Controlled delivery may be achieved by admixing the active ingredient with appropriate macromolecules, for example, polyesters, polyamino acids, polyvinyl pyrrolidone, ethylenevinylacetate, methylcellulose, carboxymethylcellulose, prolamine sulfate, or lactide/glycolide copolymers. The rate of release of DHA-albumin may be controlled by altering the concentration of the macromolecule.
Another method for controlling the duration of action comprises incorporating the DHA-albumin complex into particles of a polymeric substance such as a polyester, peptide, hydrogel, polylactide/glycolide copolymer, or ethylenevinylacetate copolymers. Alternatively, the DHA-albumin complex may be encapsulated in microcapsules prepared, for example, by coacervation techniques or by interfacial polymerization, for example, by the use of hydroxymethylcellulose or gelatin-microcapsules or poly(methylmethacrylate) microcapsules, respectively, or in a colloid drug delivery system. Colloidal dispersion systems include macromolecule complexes, nanocapsules, microspheres, beads, and lipid-based systems including oil-in-water emulsions, micelles, mixed micelles, and liposomes.
The present invention provides a method of treating or attenuating the symptoms of epilepsy, comprising administering to a patient at risk for epileptic seizures or a patient that has epileptic seizures, a therapeutically effective amount of DHA-albumin complex. The term “attenuate” refers to a decrease or lessening of the symptoms or signs of an epileptic seizure. The symptoms or signs that may be attenuated include those associated with an increase in neuronal activity in the brain during a seizure.
The complete disclosures of all references cited in this specification are hereby incorporated by reference. In the event of an otherwise irreconcilable conflict, however, the present specification shall control.

Claims

1. A method to treat or attenuate symptoms associated with epileptic seizures, comprising administering to a patient susceptible to epilepsy a therapeutically effective amount of a complex comprising docosahexaenoic acid and albumin.

2. A method as in claim 1, wherein said administration is by intraperitoneal infusion or injection.

3. A method as in claim 1, wherein said administration is by intravenous injection or injection.

4. A method as in claim 1, wherein the therapeutically effective amount is from about 0.3 mg to about 30 mg DHA-albumin complex per kilogram body weight.

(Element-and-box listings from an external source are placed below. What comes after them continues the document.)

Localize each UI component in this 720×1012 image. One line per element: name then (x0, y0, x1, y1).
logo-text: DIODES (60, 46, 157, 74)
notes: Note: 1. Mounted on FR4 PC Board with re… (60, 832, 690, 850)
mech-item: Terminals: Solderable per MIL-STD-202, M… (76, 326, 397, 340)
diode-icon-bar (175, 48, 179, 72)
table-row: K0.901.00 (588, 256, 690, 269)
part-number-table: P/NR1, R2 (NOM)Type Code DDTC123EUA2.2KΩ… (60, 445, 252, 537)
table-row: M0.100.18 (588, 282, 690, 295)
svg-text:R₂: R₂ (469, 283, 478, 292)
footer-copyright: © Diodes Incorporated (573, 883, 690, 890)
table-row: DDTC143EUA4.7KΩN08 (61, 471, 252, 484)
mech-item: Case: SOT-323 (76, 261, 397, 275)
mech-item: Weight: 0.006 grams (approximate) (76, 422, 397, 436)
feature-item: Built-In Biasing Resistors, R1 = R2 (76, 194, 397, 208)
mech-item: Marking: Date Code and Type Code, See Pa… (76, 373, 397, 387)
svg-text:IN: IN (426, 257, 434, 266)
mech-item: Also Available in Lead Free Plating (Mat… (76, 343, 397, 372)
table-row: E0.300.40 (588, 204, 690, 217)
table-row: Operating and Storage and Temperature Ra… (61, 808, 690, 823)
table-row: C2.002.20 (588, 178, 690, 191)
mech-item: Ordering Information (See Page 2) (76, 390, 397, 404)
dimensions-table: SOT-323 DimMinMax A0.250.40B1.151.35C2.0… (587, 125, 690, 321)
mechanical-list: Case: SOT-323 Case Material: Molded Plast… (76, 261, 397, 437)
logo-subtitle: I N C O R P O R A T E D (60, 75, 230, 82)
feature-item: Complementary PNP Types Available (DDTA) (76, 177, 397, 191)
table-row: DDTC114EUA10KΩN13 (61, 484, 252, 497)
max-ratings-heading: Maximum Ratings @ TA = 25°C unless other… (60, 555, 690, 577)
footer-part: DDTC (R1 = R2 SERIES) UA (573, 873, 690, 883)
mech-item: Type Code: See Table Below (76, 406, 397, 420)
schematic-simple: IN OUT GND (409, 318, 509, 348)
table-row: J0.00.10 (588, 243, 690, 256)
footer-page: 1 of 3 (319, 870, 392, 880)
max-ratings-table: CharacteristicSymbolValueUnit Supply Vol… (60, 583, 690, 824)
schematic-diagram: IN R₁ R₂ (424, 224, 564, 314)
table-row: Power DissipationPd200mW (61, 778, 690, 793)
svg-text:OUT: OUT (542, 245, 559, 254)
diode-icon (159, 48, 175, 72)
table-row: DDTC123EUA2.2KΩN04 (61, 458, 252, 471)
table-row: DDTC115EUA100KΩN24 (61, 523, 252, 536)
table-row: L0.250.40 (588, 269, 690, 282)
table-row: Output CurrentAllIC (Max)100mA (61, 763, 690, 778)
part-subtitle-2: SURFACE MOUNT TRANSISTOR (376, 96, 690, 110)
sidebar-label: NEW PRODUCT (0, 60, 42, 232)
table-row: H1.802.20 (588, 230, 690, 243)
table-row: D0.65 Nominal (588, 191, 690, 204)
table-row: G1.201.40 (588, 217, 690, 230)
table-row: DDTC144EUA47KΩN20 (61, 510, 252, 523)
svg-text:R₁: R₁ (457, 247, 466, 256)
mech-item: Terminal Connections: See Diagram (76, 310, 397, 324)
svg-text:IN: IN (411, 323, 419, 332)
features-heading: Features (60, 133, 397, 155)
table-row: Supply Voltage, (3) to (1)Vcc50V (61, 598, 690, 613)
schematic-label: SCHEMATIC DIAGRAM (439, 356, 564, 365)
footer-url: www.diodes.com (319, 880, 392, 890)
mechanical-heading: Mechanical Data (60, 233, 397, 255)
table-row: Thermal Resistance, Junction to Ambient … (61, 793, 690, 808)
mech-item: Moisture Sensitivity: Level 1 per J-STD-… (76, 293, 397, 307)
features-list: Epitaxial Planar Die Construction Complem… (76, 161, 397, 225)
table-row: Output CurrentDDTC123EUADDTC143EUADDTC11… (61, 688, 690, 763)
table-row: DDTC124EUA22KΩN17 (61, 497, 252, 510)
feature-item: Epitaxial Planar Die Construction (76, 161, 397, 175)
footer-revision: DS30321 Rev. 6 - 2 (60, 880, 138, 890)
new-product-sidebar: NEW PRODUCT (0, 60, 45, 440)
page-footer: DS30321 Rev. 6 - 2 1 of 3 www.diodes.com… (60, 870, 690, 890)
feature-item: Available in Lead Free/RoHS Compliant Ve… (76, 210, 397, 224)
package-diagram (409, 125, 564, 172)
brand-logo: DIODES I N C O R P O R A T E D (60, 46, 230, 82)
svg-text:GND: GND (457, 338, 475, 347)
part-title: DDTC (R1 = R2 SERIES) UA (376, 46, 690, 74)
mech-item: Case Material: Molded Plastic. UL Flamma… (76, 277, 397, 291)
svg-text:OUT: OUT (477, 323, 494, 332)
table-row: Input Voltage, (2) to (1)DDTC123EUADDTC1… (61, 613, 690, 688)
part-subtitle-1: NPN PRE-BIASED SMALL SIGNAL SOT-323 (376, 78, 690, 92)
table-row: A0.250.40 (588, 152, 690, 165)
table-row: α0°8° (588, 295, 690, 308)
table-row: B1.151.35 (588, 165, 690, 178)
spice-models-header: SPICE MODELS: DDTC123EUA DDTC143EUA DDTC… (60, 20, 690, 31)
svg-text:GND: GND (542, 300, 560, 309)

5. A method to reduce the incidence of epileptic seizures, comprising chronically administering to a patient susceptible to epilepsy a therapeutically effective amount of a complex comprising docosahexaenoic acid and albumin.

6. A method as in claim 5, wherein the chronic administration is by infusion intraperitoneally or intravascularly.

7. A method to alleviate symptoms from an epileptic seizure, comprising acutely administering to a patient having an epileptic seizure a therapeutically effective amount of a complex comprising docosahexaenoic acid and albumin.